A huge Paris-based bank, BNP Paribas, has forfeited some $8.8 billion to the U.S. Department of Justice after it was convicted of handling funds in violation of U.S. sanctions against Iran, Cuba and Sudan.
Now U.S. justice officials are considering whether to use part of that forfeiture to compensate people harmed by the three governments.
New York State banking regulators, who worked alongside federal authorities on the BNP case, say BNP cleared more than $190 billion involving Iran, Cuba and Sudan from 2002 through 2012. State regulators also say the bank intentionally hid information from those transactions that would identify their source.
U.S. Attorney Preet Bharara said BNP Paribas engaged in “the hat trick of sanctions violations.” The prosecutor said the bank engaged in what he called “a tour de fraud.”
The forfeiture by BNP, fourth-largest bank in the world, became official on May 1 when the financial house was sentenced in federal court. It agreed on June 30, 2014 that it would give up the cash when it admitted guilt in the sanctions violations.
Then-U.S. Attorney General Eric Holder underscored the seriousness of the bank’s criminal activity.
“BNP Paribas went to really elaborate lengths to conceal prohibited transactions, cover its tracks, and deceive U.S. authorities,” Holder said, adding “These actions represent a serious breach of U.S. law.”
'Satellite banks'
The U.S. criminal complaint against BNP says it set up a network of so-called “satellite banks” to try to disguise both the origins and destinations of financial transactions.
BNP CEO Jean-Laurent Bonnafé admitted its role in a 2014 statement.
“We deeply regret that past misconduct that led to this settlement," he said
The Justice Department said earlier this month that it will be using the funds to compensate "persons and entities" harmed by the Cuban, Iranian, and Sudanese regimes.
"In an effort to better understand who may have been harmed by these regimes, the Justice Department is inviting individuals or their representatives to provide information describing the nature and value of the harm they suffered,” the department said in a statement.
Washington-based international attorney Steven Schneebaum said the settlement route could be complex.
“In the case of financial claims — expropriations, breached contracts, that sort of thing — the process would not be all that complicated,” he told VOA via e-mail.
“In the case of claimed deaths or unjust imprisonment, I imagine that the Department would apply lost earnings and pain-and-suffering guidelines that already exist [insurance companies use them routinely, and so do domestic courts in personal injury cases],” he wrote.
Attorney Heather Lowe with the better-governance and transparency group Global Financial Integrity, says that at least in the case of Sudan, group reparations are the best course of action.
“I'm not sure that individual claims is the right way to go about this,” Lowe told VOA via e-mail, “because you are talking about harms that were inflicted on an entire society; because the bank contributed to ensuring that a brutal regime continued to have access to funds to keep its soldiers paid, weapons supplied, etc.”
As for claims against the Cuban government, Schneebaum says that “is likely to be very contentious.
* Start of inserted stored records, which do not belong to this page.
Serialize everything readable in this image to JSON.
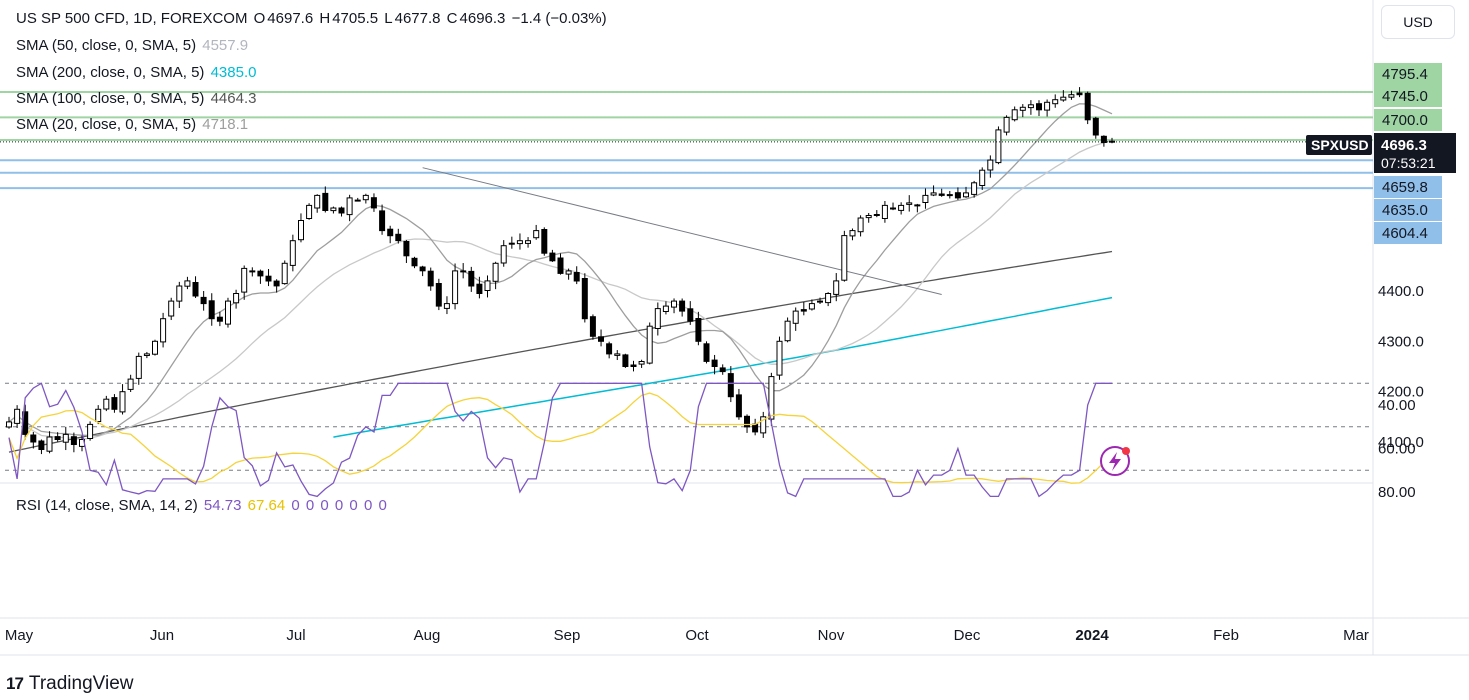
{
  "header": {
    "symbol_title": "US SP 500 CFD, 1D, FOREXCOM",
    "ohlc": [
      {
        "label": "O",
        "value": "4697.6"
      },
      {
        "label": "H",
        "value": "4705.5"
      },
      {
        "label": "L",
        "value": "4677.8"
      },
      {
        "label": "C",
        "value": "4696.3"
      }
    ],
    "change": "−1.4 (−0.03%)"
  },
  "indicators": [
    {
      "label": "SMA (50, close, 0, SMA, 5)",
      "value": "4557.9",
      "color": "#b2b5be"
    },
    {
      "label": "SMA (200, close, 0, SMA, 5)",
      "value": "4385.0",
      "color": "#00bcd4"
    },
    {
      "label": "SMA (100, close, 0, SMA, 5)",
      "value": "4464.3",
      "color": "#555555"
    },
    {
      "label": "SMA (20, close, 0, SMA, 5)",
      "value": "4718.1",
      "color": "#9e9e9e"
    }
  ],
  "rsi_legend": {
    "label": "RSI (14, close, SMA, 14, 2)",
    "rsi_value": "54.73",
    "ma_value": "67.64",
    "zeros": [
      "0",
      "0",
      "0",
      "0",
      "0",
      "0",
      "0"
    ]
  },
  "currency_button": "USD",
  "price_axis": {
    "ticks": [
      "4100.0",
      "4200.0",
      "4300.0",
      "4400.0"
    ],
    "level_badges": [
      {
        "value": "4795.4",
        "color": "#9fd4a3"
      },
      {
        "value": "4745.0",
        "color": "#9fd4a3"
      },
      {
        "value": "4700.0",
        "color": "#9fd4a3"
      },
      {
        "value": "4659.8",
        "color": "#90bfe9"
      },
      {
        "value": "4635.0",
        "color": "#90bfe9"
      },
      {
        "value": "4604.4",
        "color": "#90bfe9"
      }
    ],
    "symbol_tag": "SPXUSD",
    "last_price": "4696.3",
    "countdown": "07:53:21"
  },
  "rsi_axis": {
    "ticks": [
      "80.00",
      "60.00",
      "40.00"
    ]
  },
  "time_axis": {
    "labels": [
      "May",
      "Jun",
      "Jul",
      "Aug",
      "Sep",
      "Oct",
      "Nov",
      "Dec",
      "2024",
      "Feb",
      "Mar"
    ]
  },
  "brand": "TradingView",
  "colors": {
    "up": "#ffffff",
    "down": "#000000",
    "sma20": "#9e9e9e",
    "sma50": "#c8c8c8",
    "sma100": "#555555",
    "sma200": "#00bcd4",
    "rsi": "#7e57c2",
    "rsi_ma": "#f5d33a",
    "support": "#90bfe9",
    "resistance": "#9fd4a3"
  },
  "chart_data": {
    "type": "candlestick",
    "title": "US SP 500 CFD, 1D, FOREXCOM",
    "ylim": [
      4055,
      4830
    ],
    "x_months": [
      "May",
      "Jun",
      "Jul",
      "Aug",
      "Sep",
      "Oct",
      "Nov",
      "Dec",
      "2024",
      "Feb",
      "Mar"
    ],
    "levels": {
      "resistance": [
        4795.4,
        4745.0,
        4700.0
      ],
      "support": [
        4659.8,
        4635.0,
        4604.4
      ]
    },
    "last": 4696.3,
    "trendline": [
      [
        4645,
        4393
      ]
    ],
    "close_anchors": [
      [
        4140,
        4165,
        4115,
        4100,
        4085,
        4110,
        4105,
        4115,
        4095,
        4105,
        4135,
        4165,
        4185,
        4165,
        4200,
        4225,
        4270,
        4275,
        4300,
        4345,
        4380,
        4410,
        4420,
        4390,
        4375,
        4345,
        4340,
        4380,
        4395,
        4445,
        4440,
        4430,
        4420,
        4410,
        4455,
        4500,
        4540,
        4570,
        4590,
        4560,
        4565,
        4555,
        4585,
        4580,
        4590,
        4565,
        4520,
        4510,
        4500,
        4470,
        4450,
        4440,
        4410,
        4370,
        4375,
        4440,
        4440,
        4410,
        4395,
        4420,
        4455,
        4490,
        4495,
        4500,
        4500,
        4520,
        4475,
        4460,
        4435,
        4440,
        4420,
        4345,
        4310,
        4300,
        4275,
        4275,
        4250,
        4250,
        4260,
        4330,
        4365,
        4370,
        4380,
        4360,
        4340,
        4300,
        4260,
        4250,
        4240,
        4190,
        4150,
        4130,
        4120,
        4150,
        4230,
        4300,
        4340,
        4360,
        4360,
        4375,
        4380,
        4395,
        4420,
        4510,
        4520,
        4545,
        4550,
        4550,
        4570,
        4565,
        4570,
        4575,
        4570,
        4590,
        4595,
        4590,
        4590,
        4585,
        4595,
        4615,
        4640,
        4660,
        4720,
        4745,
        4760,
        4765,
        4770,
        4760,
        4775,
        4780,
        4785,
        4790,
        4790,
        4740,
        4710,
        4695,
        4696
      ]
    ],
    "series": [
      {
        "name": "SMA (20, close, 0, SMA, 5)",
        "value": 4718.1
      },
      {
        "name": "SMA (50, close, 0, SMA, 5)",
        "value": 4557.9
      },
      {
        "name": "SMA (100, close, 0, SMA, 5)",
        "value": 4464.3
      },
      {
        "name": "SMA (200, close, 0, SMA, 5)",
        "value": 4385.0
      },
      {
        "name": "RSI (14, close, SMA, 14, 2)",
        "value": 54.73
      },
      {
        "name": "RSI SMA",
        "value": 67.64
      }
    ],
    "rsi_ylim": [
      28,
      84
    ]
  }
}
"Many Americans have already had their Cuban claims vetted by the FCSC [the Justice Department’s Foreign Claims Settlement Commission], and they have been waiting for a long time to receive anything," she said. "They will scream loudly if newcomers are allowed to jump the BNP ‘queue."
Claims involving Iran may face the same scrutiny, experts say
“An Iranian national whose company was nationalized by the ayatollahs in 1980 would have no justifiable claim in the U.S.: under U.S. law, s/he was not the victim of an illegal act. It is hard to see why such a person, who would not be allowed to file a lawsuit to vindicate his claim, should be rewarded in the United States,” attorney Schneebaum said.